For requests with a very high terms count, Elasticsearch is taking multiple seconds to return an HTTP 400 error. We had an issue with a production system that produced a query that had 250K items in a terms
query and this took ~16 seconds to return the HTTP 400. I would expect this validation error to be handled quickly.
Trying to replicate locally, I found that a single instance handled this type of request very quickly. But when running a three node docker cluster, the time it took Elasticsearch to handle this request increased by orders of magnitude as the shard count increased.
I documented results in this repo: https://github.com/nickcanz/es-terms-benchmarking but replicating those tables here:
A single docker instance handling a query with 200k terms shows performance to be even across the board.

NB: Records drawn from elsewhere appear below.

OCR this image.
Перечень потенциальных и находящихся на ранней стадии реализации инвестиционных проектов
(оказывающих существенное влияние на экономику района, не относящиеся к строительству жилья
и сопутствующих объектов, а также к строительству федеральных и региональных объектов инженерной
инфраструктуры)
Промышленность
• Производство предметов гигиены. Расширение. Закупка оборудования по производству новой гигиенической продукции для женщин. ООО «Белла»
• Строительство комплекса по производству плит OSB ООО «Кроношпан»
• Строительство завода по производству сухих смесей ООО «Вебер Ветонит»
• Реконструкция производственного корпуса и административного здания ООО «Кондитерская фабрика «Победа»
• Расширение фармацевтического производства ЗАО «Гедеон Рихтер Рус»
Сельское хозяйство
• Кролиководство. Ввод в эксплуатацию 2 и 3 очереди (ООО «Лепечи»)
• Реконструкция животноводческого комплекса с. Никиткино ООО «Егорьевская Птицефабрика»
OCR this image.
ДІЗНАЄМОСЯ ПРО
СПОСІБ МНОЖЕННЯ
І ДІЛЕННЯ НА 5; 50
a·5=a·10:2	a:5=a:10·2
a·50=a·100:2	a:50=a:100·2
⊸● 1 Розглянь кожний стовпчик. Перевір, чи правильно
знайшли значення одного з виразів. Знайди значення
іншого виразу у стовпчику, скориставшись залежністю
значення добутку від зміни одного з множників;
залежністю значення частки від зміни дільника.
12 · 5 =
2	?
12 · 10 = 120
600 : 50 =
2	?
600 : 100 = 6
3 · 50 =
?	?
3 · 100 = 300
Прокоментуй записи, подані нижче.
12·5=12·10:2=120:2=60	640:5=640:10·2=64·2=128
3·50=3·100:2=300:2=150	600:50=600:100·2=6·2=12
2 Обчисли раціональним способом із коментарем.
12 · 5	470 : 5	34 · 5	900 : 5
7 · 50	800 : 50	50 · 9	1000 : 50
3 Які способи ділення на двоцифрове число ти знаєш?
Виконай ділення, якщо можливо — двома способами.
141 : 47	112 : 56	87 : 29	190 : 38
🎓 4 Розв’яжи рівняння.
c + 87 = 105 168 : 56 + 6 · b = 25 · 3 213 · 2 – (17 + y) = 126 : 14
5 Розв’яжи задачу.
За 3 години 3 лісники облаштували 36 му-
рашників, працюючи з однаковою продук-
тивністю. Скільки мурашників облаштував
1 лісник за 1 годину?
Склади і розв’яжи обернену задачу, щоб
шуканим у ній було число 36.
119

Command | Mean [ms] | Min [ms] | Max [ms] | Relative |
---|---|---|---|---|
SHARD_COUNT=1 bash ./make_query.sh |
352.3 ± 36.6 | 316.0 | 399.4 | 1.23 ± 0.14 |
SHARD_COUNT=5 bash ./make_query.sh |
352.9 ± 53.0 | 292.5 | 412.6 | 1.24 ± 0.19 |
SHARD_COUNT=10 bash ./make_query.sh |
330.6 ± 83.8 | 257.8 | 474.5 | 1.16 ± 0.30 |
SHARD_COUNT=25 bash ./make_query.sh |
291.3 ± 22.6 | 263.8 | 323.2 | 1.02 ± 0.09 |
SHARD_COUNT=50 bash ./make_query.sh |
302.9 ± 35.8 | 271.8 | 364.6 | 1.06 ± 0.13 |
SHARD_COUNT=100 bash ./make_query.sh |
346.9 ± 102.2 | 277.9 | 527.9 | 1.22 ± 0.36 |
SHARD_COUNT=150 bash ./make_query.sh |
285.3 ± 11.3 | 272.3 | 301.8 | 1.00 |
SHARD_COUNT=200 bash ./make_query.sh |
299.4 ± 15.9 | 290.2 | 327.7 | 1.05 ± 0.07 |
But a three node cluster, times increase a lot as shard count increases. This is all with an empty index and just to return a validation error:
Command | Mean [ms] | Min [ms] | Max [ms] | Relative |
---|---|---|---|---|
SHARD_COUNT=1 bash ./make_query.sh |
393.2 ± 96.9 | 318.8 | 560.8 | 1.00 |
SHARD_COUNT=5 bash ./make_query.sh |
500.3 ± 63.6 | 421.9 | 580.3 | 1.27 ± 0.35 |
SHARD_COUNT=10 bash ./make_query.sh |
729.3 ± 107.9 | 603.1 | 871.1 | 1.86 ± 0.53 |
SHARD_COUNT=25 bash ./make_query.sh |
1110.2 ± 83.0 | 1059.1 | 1255.5 | 2.82 ± 0.73 |
SHARD_COUNT=50 bash ./make_query.sh |
1763.3 ± 110.9 | 1574.8 | 1868.9 | 4.49 ± 1.14 |
SHARD_COUNT=100 bash ./make_query.sh |
3552.0 ± 148.6 | 3374.9 | 3785.6 | 9.03 ± 2.26 |
SHARD_COUNT=150 bash ./make_query.sh |
10446.9 ± 485.8 | 9726.2 | 10856.2 | 26.57 ± 6.67 |
SHARD_COUNT=200 bash ./make_query.sh |
13380.0 ± 326.5 | 13130.7 | 13933.6 | 34.03 ± 8.43 |
Even with an extreme example like this, I would not expect Elasticsearch to take 13 seconds against an empty index to return a validation error. I'm happy to try to dig into this more, are there any areas in the code base that you would start to look at?